My visits to Jackson's all begin on a high, with a chorus line of young hostesses to greet me and a busy bar to bide my time in; like its siblings, the restaurant doesn't take reservations but instead employs a "call-ahead" policy in which customers can put their names on a list as they head for the restaurant and receive priority seating once they've arrived.

There turn out to be two bars here, one wrapped in glass and facing the street, for smokers, and another one overlooking the cavernous dining room. That room's Oklahoma vastness is made cozy with rows of red faux-leather booths and interesting art deco flourishes; what's not brick or glass or mirror is gleaming open kitchen. To the right of the hustling army of cooks is a large mural that inserts a likeness of the late Jackson watching over the cast of "The Little Rascals," everyone gathered in a restaurant. (The chef was a fan of the comedies.)

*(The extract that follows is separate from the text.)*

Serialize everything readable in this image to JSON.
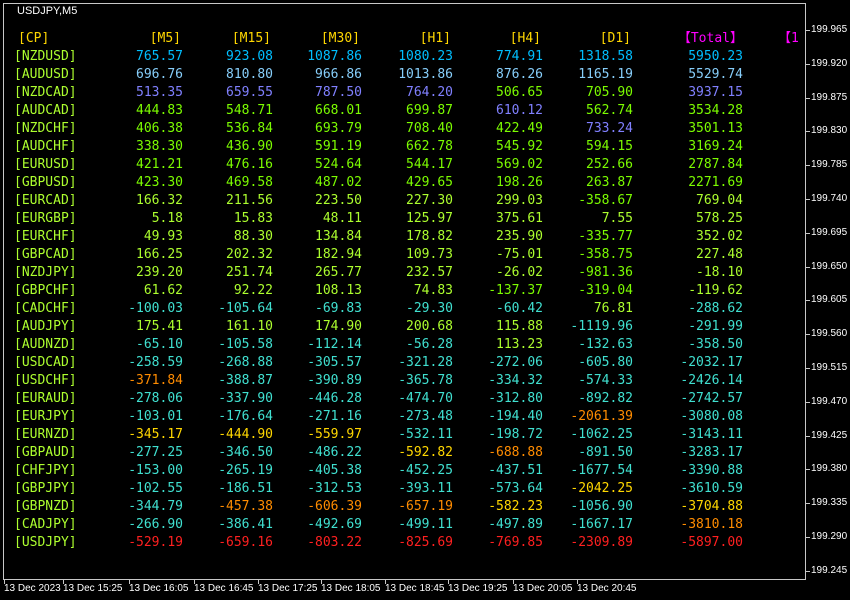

Neat touches abound. The shaded table lamps add warmth to this barn of a dining room, and the coat hooks on the posts between the booths mean you don't have to sit on your wrap for the duration of a meal. Every new parent's dream: One of the three restrooms is outfitted with a changing table. It's labeled "theirs." Not so swell: The clamor produced by a full house is akin to that of urban traffic.

But noise pollution isn't Jackson's biggest problem; a surprising amount of the cooking here is inconsistent by Great American Restaurants standards. I wish I could cheer Jackson's for its Asian innovations, for instance, but the kitchen's frequently cold and heavy-handed rolls won't let me. They seem out of place, like classical music at a truck stop. And did anyone on the staff preview the "Two Cool Dips" before they went public? The big scoops of guacamole and red pepper-and-cheese are so dense, no chip has a chance of staying intact.

One evening, almost everything four of us ordered was too sweet. "Sweet and spicy" calamari emphasized the former over the latter, and steamed sea bass was awash in an Asian-accented sauce marred by sugary excess. A fun idea, the duck burger resting on a superior bun (from Best Buns Bread Co. in Shirlington, another company holding), included hoisin-marinated mushrooms that overwhelmed the patty with -- guess what? Was the pastry chef leading the charge that night? By the time the entrees were cleared, no one had an appetite for more sugar.

I have no beef with the meat here. Jackson's grills a fine hamburger, and its slab of prime rib gets a verbal round of applause from the carnivores at the table. Like the prime rib at Artie's in Fairfax, this one comes with a bit of fat for flavor, plenty of juice and a robust beefiness.

This diner would prefer to see fewer dishes like the overcooked swordfish in a wan fennel broth and more entrees like the grilled grouper. Both were billed as specials on different nights, but only the latter caught my interest. The grouper was cooked just so, and it showed up with cumin-scented black beans, a base of crisp tortillas and a slaw made jazzy with cilantro and lime: a kaleidoscope of color and texture.

The kitchen puts delicious thought into its side dishes, some of which also grace entrees. Jackson's herbed grilled chicken is a satisfying plate that's greatly enhanced by an almond- and grape-laced salad of wild rice. Similarly, the hanger steak comes with stellar hand-sliced french fries that go faster than the meat. Too creamy for my taste, Jackson's abundant lobster roll gets a smoky piece of sweet corn, husk included. It might be winter, but the corn smacked of summer.

Those hostesses aren't the only members of the staff who will impress you. The servers are bright and engaging, useful for recommendations and quick to clear dirty plates; most of them are good arguments in support of human cloning. Managers seem to be everywhere, identifiable by their walkie-talkies and earpieces as much as their megawatt smiles. When we complained about getting our entrees on top of our appetizers at one dinner, a supervisor pressed gift certificates into our hands. "We don't advertise, so word of mouth is important to us," he apologized. We declined his generous offer (my partner in crime and I were both presented with discounts), but we appreciated the time he took to hear us out. Just by listening, the manager unruffled a few feathers.

Crowd-pleasers, or what read like them, dominate the dessert menu, which includes an ultra-moist white chocolate-cherry bread pudding and a lofty lemon meringue pie that looks straight out of Betty Crocker's kitchen but turns in a cloying performance. Jackson's carrot cake, on the other hand, is everything you want from that American classic, with just the right proportion of nuts to cake to spice to frosting. The dessert is served in a gigantic wedge that is enough for four to share but is all too easy for a couple to conquer.

Jackson's looks like a Great American Restaurants property, and it feels like a member of the family, too. But "Mighty Fine Food" is a boast that has yet to trickle down from the marquee to the menu. I'm betting, however, that it won't take long for the young restaurant to catch up to its pedigree.